Je l’avoue, cette impudence persistante me révolte aussi, en tant que Français, juif, athée, et anti-annexionniste. Une oppression, fût-elle israélienne, reste une oppression. Terre promise voici 3 000 ans ne signifie pas terre permise. La résistance à la tyrannie est aussi un droit, Locke l’a dit, les constitutions américaine et jacobine l’ont ratifié. Tout peuple mérite son droit d’exister dans les formes qui lui conviennent. Le judaïsme (?) n’excuse rien. Il faut choisir sa patrie. Un Français juif n’est pas en dette envers Israël, pas plus qu’il n’est un Juif incomplet, un patriote transitoire ou le membre d’une « communauté » aux coudes serrés par la peur. L’amalgame entre critique politique du gouvernement d’Israël et antisémitisme (moderne !) est une plaisanterie sémantique d’assez mauvais goût, n’en déplaise à certains grands esprits.

La guerre éclair de 1967 a impulsé l’émigration : 5 292 en 1969, dont 80 à 90 % de Juifs maghrébins.

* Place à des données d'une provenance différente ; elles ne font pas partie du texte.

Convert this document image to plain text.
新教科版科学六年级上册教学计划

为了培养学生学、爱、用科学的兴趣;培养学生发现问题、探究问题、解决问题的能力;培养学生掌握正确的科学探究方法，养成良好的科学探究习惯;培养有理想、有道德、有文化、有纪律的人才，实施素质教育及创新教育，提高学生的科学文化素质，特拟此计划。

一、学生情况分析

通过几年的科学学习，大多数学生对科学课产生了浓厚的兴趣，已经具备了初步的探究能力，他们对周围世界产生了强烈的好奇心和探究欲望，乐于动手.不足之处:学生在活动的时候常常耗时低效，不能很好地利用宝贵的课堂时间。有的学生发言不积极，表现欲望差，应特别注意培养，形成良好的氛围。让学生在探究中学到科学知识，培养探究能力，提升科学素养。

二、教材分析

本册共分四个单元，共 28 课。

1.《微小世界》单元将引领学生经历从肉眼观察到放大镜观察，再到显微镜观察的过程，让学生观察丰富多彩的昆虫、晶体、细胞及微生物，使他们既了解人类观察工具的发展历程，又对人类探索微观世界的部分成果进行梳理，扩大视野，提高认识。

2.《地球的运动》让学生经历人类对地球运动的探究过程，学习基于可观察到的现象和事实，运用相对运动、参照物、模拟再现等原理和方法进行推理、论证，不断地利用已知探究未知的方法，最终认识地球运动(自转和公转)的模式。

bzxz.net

Elle retombe vite : 1 345 en 1974, 1 382 en 1975. En 1977, cependant, le CRIF révise la charte de 1944. On y apprend que « la communauté juive de France [reconnaît] en Israël l’expression privilégiée de l’Être juif », qu’elle exige le rejet de toute politique étrangère favorable aux ennemis d’Israël. Pour Enderlin, cela signe la mort du franco-judaïsme, dont le concept fondateur « définissait l’Israélite français comme un citoyen patriote dont la religion et les pratiques culturelles relevaient strictement de la sphère privée ». De fait, avec l’élection en 2001 de Roger Cukierman à la tête du CRIF, l’engagement en faveur d’Israël devient total. L’idée d’une insécurité croissante des Juifs en France se fait obsédante. « Plus de 30 % des jeunes Juifs » sont désormais scolarisés dans des écoles juives, soit 30 000 élèves. Voilà, on l’avouera, de quoi méditer.